Counterpart International has joined the Global Partnership for Oceans in the effort to protect the world’s largest resource.

The partnership, organized by the World Bank, brings together governments, international organizations, nonprofit groups and businesses. They developed the Declaration for Healthy and Productive Oceans to Reduce Poverty, approved June 16 at the Rio+20 Summit, which sets targets for achieving healthy oceans by 2022.

“Counterpart International is committed to protecting the health and productivity of the oceans, which are at the center of humankind’s health and welfare today and far into the future,” Counterpart President and CEO Joan C. Parker said in a letter to the partnership.

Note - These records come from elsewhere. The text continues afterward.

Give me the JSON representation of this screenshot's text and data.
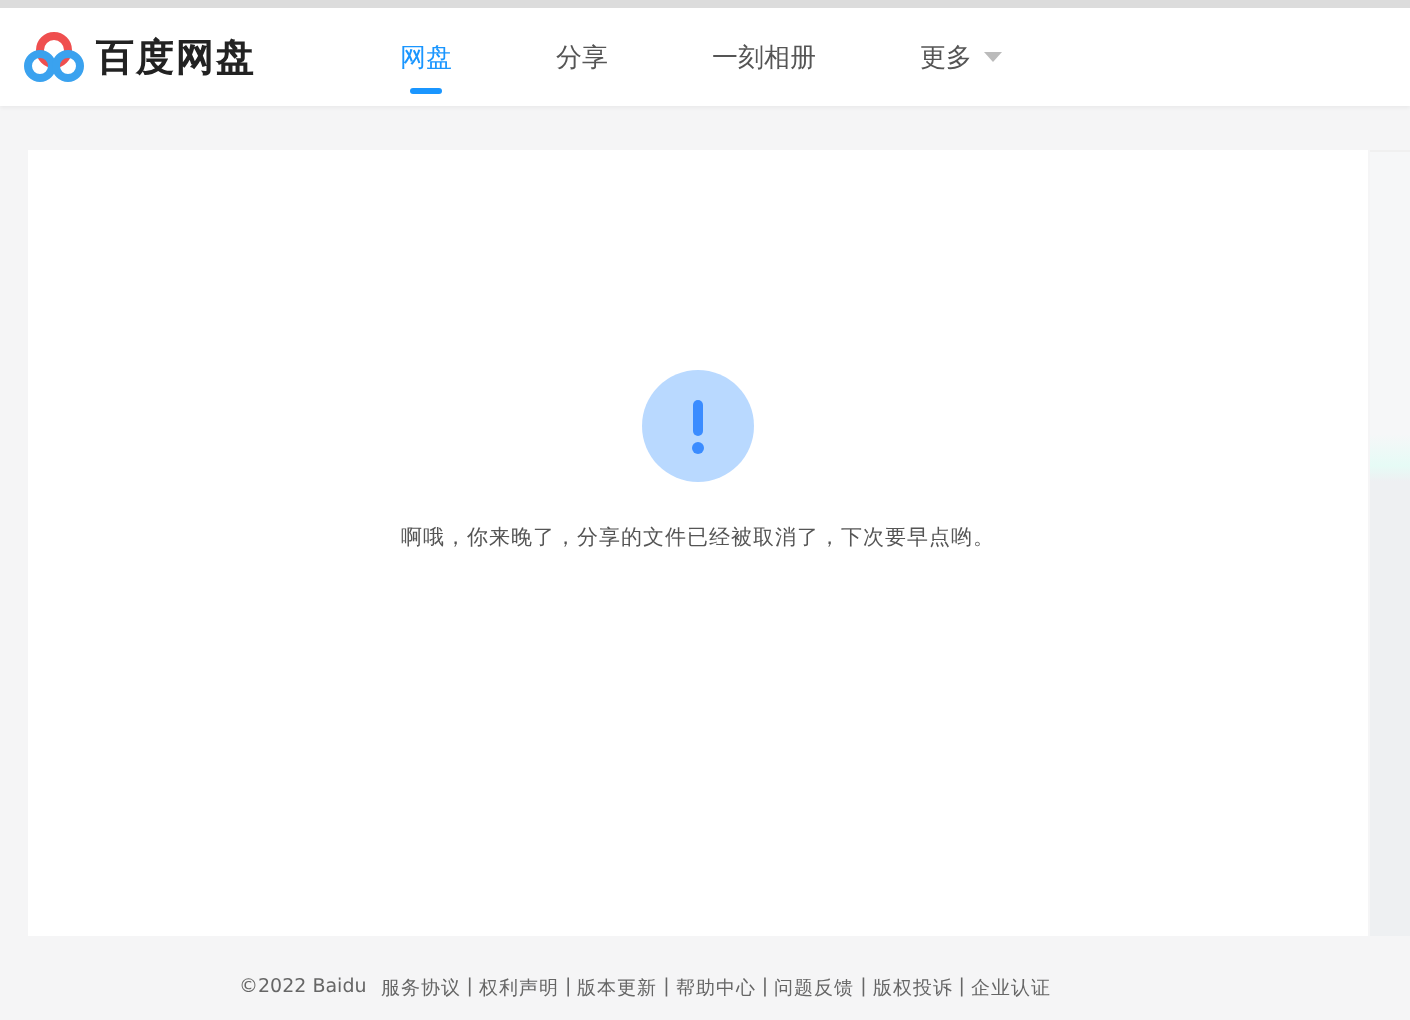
{
  "header": {
    "logo_text": "百度网盘",
    "tabs": [
      {
        "label": "网盘",
        "selected": true,
        "kind": "plain"
      },
      {
        "label": "分享",
        "selected": false,
        "kind": "plain"
      },
      {
        "label": "一刻相册",
        "selected": false,
        "kind": "plain"
      },
      {
        "label": "更多",
        "selected": false,
        "kind": "dropdown"
      }
    ]
  },
  "message": {
    "text": "啊哦，你来晚了，分享的文件已经被取消了，下次要早点哟。"
  },
  "footer": {
    "copyright": "©2022 Baidu",
    "links": [
      "服务协议",
      "权利声明",
      "版本更新",
      "帮助中心",
      "问题反馈",
      "版权投诉",
      "企业认证"
    ],
    "separators": [
      "|",
      "|",
      "|",
      "|",
      "|",
      "|"
    ]
  }
}
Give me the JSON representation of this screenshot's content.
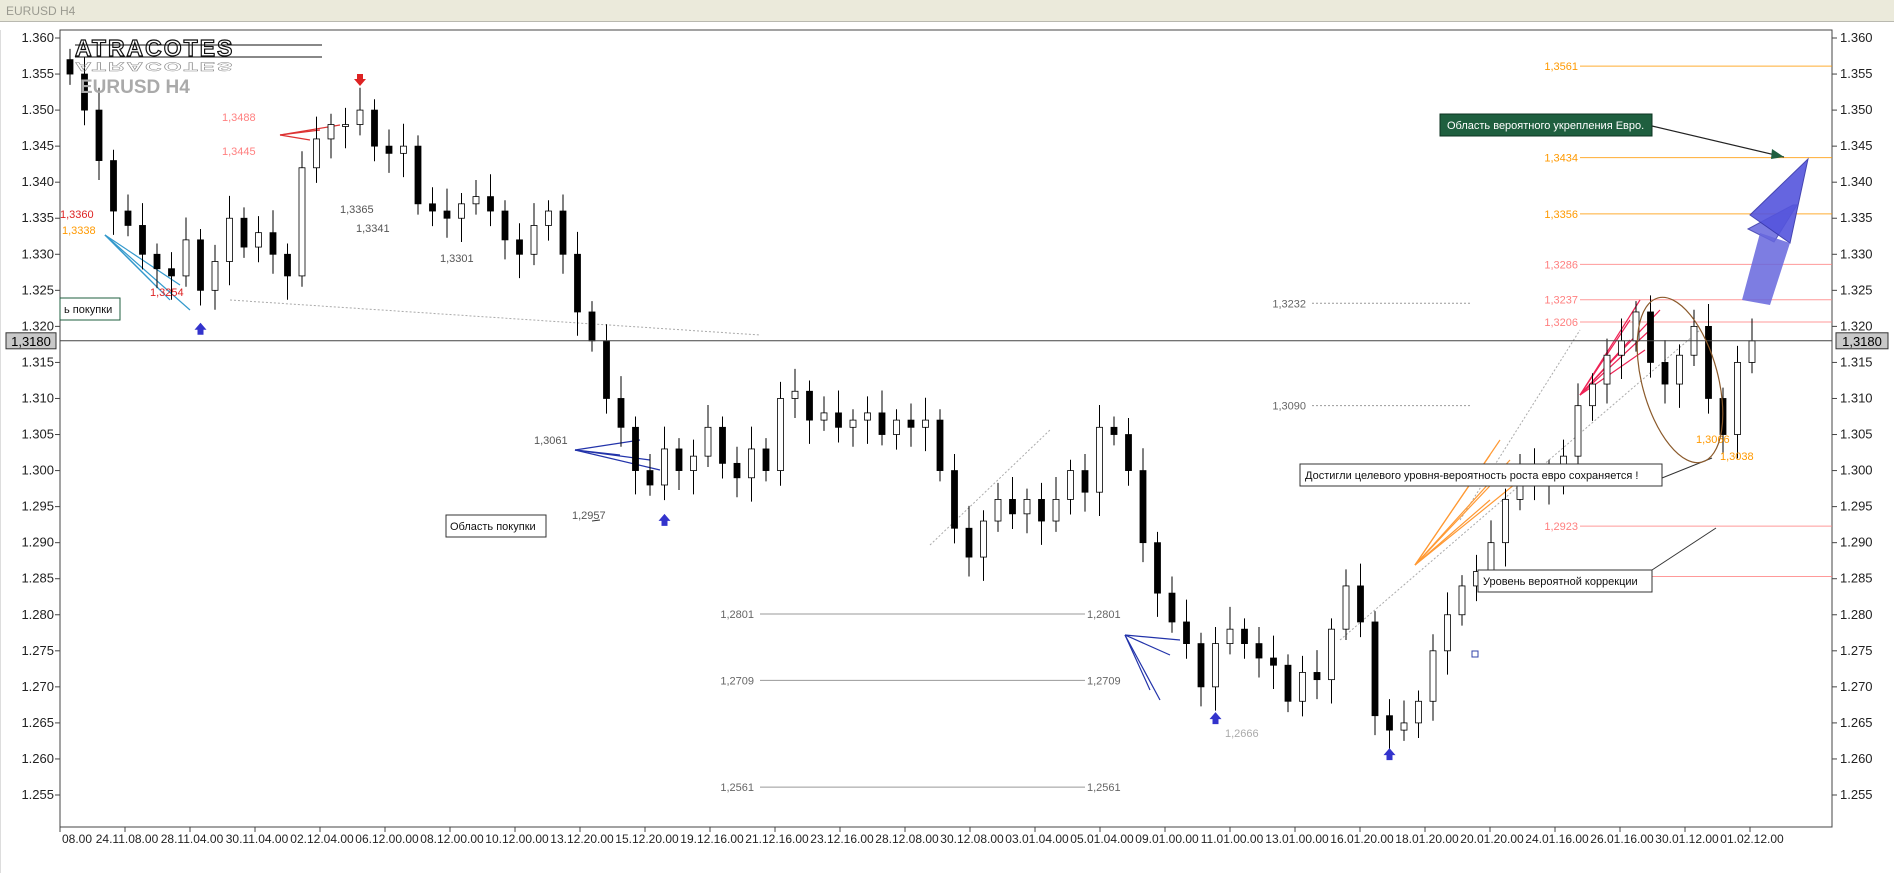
{
  "window": {
    "title": "EURUSD H4"
  },
  "brand": {
    "logo_text": "ATRACOTES",
    "symbol_label": "EURUSD H4"
  },
  "colors": {
    "bull": "#ffffff",
    "bear": "#000000",
    "fib_red": "#ff8080",
    "fib_orange": "#ff9900",
    "arrow_blue": "#5555dd",
    "buy_signal": "#3333cc",
    "sell_signal": "#dd2222",
    "callout_green": "#1f5f3f"
  },
  "chart_data": {
    "type": "candlestick",
    "symbol": "EURUSD",
    "timeframe": "H4",
    "current_price": "1,3180",
    "ylim": [
      1.251,
      1.362
    ],
    "y_ticks": [
      "1.360",
      "1.355",
      "1.350",
      "1.345",
      "1.340",
      "1.335",
      "1.330",
      "1.325",
      "1.320",
      "1.315",
      "1.310",
      "1.305",
      "1.300",
      "1.295",
      "1.290",
      "1.285",
      "1.280",
      "1.275",
      "1.270",
      "1.265",
      "1.260",
      "1.255"
    ],
    "x_ticks": [
      "08.00",
      "24.11.08.00",
      "28.11.04.00",
      "30.11.04.00",
      "02.12.04.00",
      "06.12.00.00",
      "08.12.00.00",
      "10.12.00.00",
      "13.12.20.00",
      "15.12.20.00",
      "19.12.16.00",
      "21.12.16.00",
      "23.12.16.00",
      "28.12.08.00",
      "30.12.08.00",
      "03.01.04.00",
      "05.01.04.00",
      "09.01.00.00",
      "11.01.00.00",
      "13.01.00.00",
      "16.01.20.00",
      "18.01.20.00",
      "20.01.20.00",
      "24.01.16.00",
      "26.01.16.00",
      "30.01.12.00",
      "01.02.12.00"
    ],
    "close_path": [
      [
        0,
        1.355
      ],
      [
        1,
        1.35
      ],
      [
        2,
        1.343
      ],
      [
        3,
        1.336
      ],
      [
        4,
        1.334
      ],
      [
        5,
        1.33
      ],
      [
        6,
        1.328
      ],
      [
        7,
        1.327
      ],
      [
        8,
        1.332
      ],
      [
        9,
        1.325
      ],
      [
        10,
        1.329
      ],
      [
        11,
        1.335
      ],
      [
        12,
        1.331
      ],
      [
        13,
        1.333
      ],
      [
        14,
        1.33
      ],
      [
        15,
        1.327
      ],
      [
        16,
        1.342
      ],
      [
        17,
        1.346
      ],
      [
        18,
        1.348
      ],
      [
        19,
        1.348
      ],
      [
        20,
        1.35
      ],
      [
        21,
        1.345
      ],
      [
        22,
        1.344
      ],
      [
        23,
        1.345
      ],
      [
        24,
        1.337
      ],
      [
        25,
        1.336
      ],
      [
        26,
        1.335
      ],
      [
        27,
        1.337
      ],
      [
        28,
        1.338
      ],
      [
        29,
        1.336
      ],
      [
        30,
        1.332
      ],
      [
        31,
        1.33
      ],
      [
        32,
        1.334
      ],
      [
        33,
        1.336
      ],
      [
        34,
        1.33
      ],
      [
        35,
        1.322
      ],
      [
        36,
        1.318
      ],
      [
        37,
        1.31
      ],
      [
        38,
        1.306
      ],
      [
        39,
        1.3
      ],
      [
        40,
        1.298
      ],
      [
        41,
        1.303
      ],
      [
        42,
        1.3
      ],
      [
        43,
        1.302
      ],
      [
        44,
        1.306
      ],
      [
        45,
        1.301
      ],
      [
        46,
        1.299
      ],
      [
        47,
        1.303
      ],
      [
        48,
        1.3
      ],
      [
        49,
        1.31
      ],
      [
        50,
        1.311
      ],
      [
        51,
        1.307
      ],
      [
        52,
        1.308
      ],
      [
        53,
        1.306
      ],
      [
        54,
        1.307
      ],
      [
        55,
        1.308
      ],
      [
        56,
        1.305
      ],
      [
        57,
        1.307
      ],
      [
        58,
        1.306
      ],
      [
        59,
        1.307
      ],
      [
        60,
        1.3
      ],
      [
        61,
        1.292
      ],
      [
        62,
        1.288
      ],
      [
        63,
        1.293
      ],
      [
        64,
        1.296
      ],
      [
        65,
        1.294
      ],
      [
        66,
        1.296
      ],
      [
        67,
        1.293
      ],
      [
        68,
        1.296
      ],
      [
        69,
        1.3
      ],
      [
        70,
        1.297
      ],
      [
        71,
        1.306
      ],
      [
        72,
        1.305
      ],
      [
        73,
        1.3
      ],
      [
        74,
        1.29
      ],
      [
        75,
        1.283
      ],
      [
        76,
        1.279
      ],
      [
        77,
        1.276
      ],
      [
        78,
        1.27
      ],
      [
        79,
        1.276
      ],
      [
        80,
        1.278
      ],
      [
        81,
        1.276
      ],
      [
        82,
        1.274
      ],
      [
        83,
        1.273
      ],
      [
        84,
        1.268
      ],
      [
        85,
        1.272
      ],
      [
        86,
        1.271
      ],
      [
        87,
        1.278
      ],
      [
        88,
        1.284
      ],
      [
        89,
        1.279
      ],
      [
        90,
        1.266
      ],
      [
        91,
        1.264
      ],
      [
        92,
        1.265
      ],
      [
        93,
        1.268
      ],
      [
        94,
        1.275
      ],
      [
        95,
        1.28
      ],
      [
        96,
        1.284
      ],
      [
        97,
        1.286
      ],
      [
        98,
        1.29
      ],
      [
        99,
        1.296
      ],
      [
        100,
        1.3
      ],
      [
        101,
        1.298
      ],
      [
        102,
        1.3
      ],
      [
        103,
        1.302
      ],
      [
        104,
        1.309
      ],
      [
        105,
        1.312
      ],
      [
        106,
        1.316
      ],
      [
        107,
        1.318
      ],
      [
        108,
        1.322
      ],
      [
        109,
        1.315
      ],
      [
        110,
        1.312
      ],
      [
        111,
        1.316
      ],
      [
        112,
        1.32
      ],
      [
        113,
        1.31
      ],
      [
        114,
        1.305
      ],
      [
        115,
        1.315
      ],
      [
        116,
        1.318
      ]
    ],
    "levels": [
      {
        "label": "1,3561",
        "price": 1.3561,
        "color": "#ff9900"
      },
      {
        "label": "1,3434",
        "price": 1.3434,
        "color": "#ff9900"
      },
      {
        "label": "1,3356",
        "price": 1.3356,
        "color": "#ff9900"
      },
      {
        "label": "1,3286",
        "price": 1.3286,
        "color": "#ff8080"
      },
      {
        "label": "1,3237",
        "price": 1.3237,
        "color": "#ff8080"
      },
      {
        "label": "1,3206",
        "price": 1.3206,
        "color": "#ff8080"
      },
      {
        "label": "1,2923",
        "price": 1.2923,
        "color": "#ff8080"
      },
      {
        "label": "1,2853",
        "price": 1.2853,
        "color": "#ff8080"
      }
    ],
    "grey_levels": [
      {
        "label": "1,2801",
        "price": 1.2801
      },
      {
        "label": "1,2709",
        "price": 1.2709
      },
      {
        "label": "1,2561",
        "price": 1.2561
      },
      {
        "label": "1,3232",
        "price": 1.3232
      },
      {
        "label": "1,3090",
        "price": 1.309
      }
    ],
    "price_labels": [
      {
        "text": "1,3488",
        "price": 1.3488,
        "color": "#ff8080"
      },
      {
        "text": "1,3445",
        "price": 1.3445,
        "color": "#ff8080"
      },
      {
        "text": "1,3360",
        "price": 1.336,
        "color": "#dd2222"
      },
      {
        "text": "1,3338",
        "price": 1.3338,
        "color": "#ff9900"
      },
      {
        "text": "1,3254",
        "price": 1.3254,
        "color": "#dd2222"
      },
      {
        "text": "1,3365",
        "price": 1.3365,
        "color": "#555555"
      },
      {
        "text": "1,3341",
        "price": 1.3341,
        "color": "#555555"
      },
      {
        "text": "1,3301",
        "price": 1.3301,
        "color": "#555555"
      },
      {
        "text": "1,3061",
        "price": 1.3061,
        "color": "#555555"
      },
      {
        "text": "1,2957",
        "price": 1.2957,
        "color": "#555555"
      },
      {
        "text": "1,2666",
        "price": 1.2666,
        "color": "#aaaaaa"
      },
      {
        "text": "1,3066",
        "price": 1.3066,
        "color": "#ff9900"
      },
      {
        "text": "1,3038",
        "price": 1.3038,
        "color": "#ff9900"
      }
    ],
    "buy_signals": [
      {
        "x_index": 9,
        "price": 1.3205
      },
      {
        "x_index": 41,
        "price": 1.294
      },
      {
        "x_index": 79,
        "price": 1.2665
      },
      {
        "x_index": 91,
        "price": 1.2615
      }
    ],
    "sell_signals": [
      {
        "x_index": 20,
        "price": 1.355
      }
    ]
  },
  "annotations": {
    "buy_zone_left": "ь покупки",
    "buy_zone": "Область покупки",
    "strengthen_zone": "Область вероятного укрепления Евро.",
    "target_reached": "Достигли целевого уровня-вероятность роста евро сохраняется !",
    "correction_level": "Уровень вероятной коррекции"
  }
}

“Our work in sustainable tourism, coral restoration, and protecting fragile coastal ecosystems are aligned with the same objectives as the Declaration: sustaining livelihoods from capture fisheries; preserving and restoring critical coastal habitats and biodiversity; and reducing ocean and coastal pollution,” Parker said. “We look forward to working alongside the other GPO partners and Declaration signatories to achieve these goals at a scale that matters.”

Counterpart’s concern with the oceans goes back to its start 47 years ago as the Foundation for the South Pacific. It has developed innovative programs in Climate Change, Livelihoods and Resource Management and in Integrated Coastal and Climate Management. Current projects include coral restoration, sustainable fisheries and sustainable tourism in the Caribbean.

The June 1992 United Nations Conference on Environment and Development, better known as the Earth Summit, was a landmark in the environmental movement and made sustainable development a central issue for the UN. The current Rio+20 Summit, the United Nations Conference on Sustainable Development, is carrying that work forward.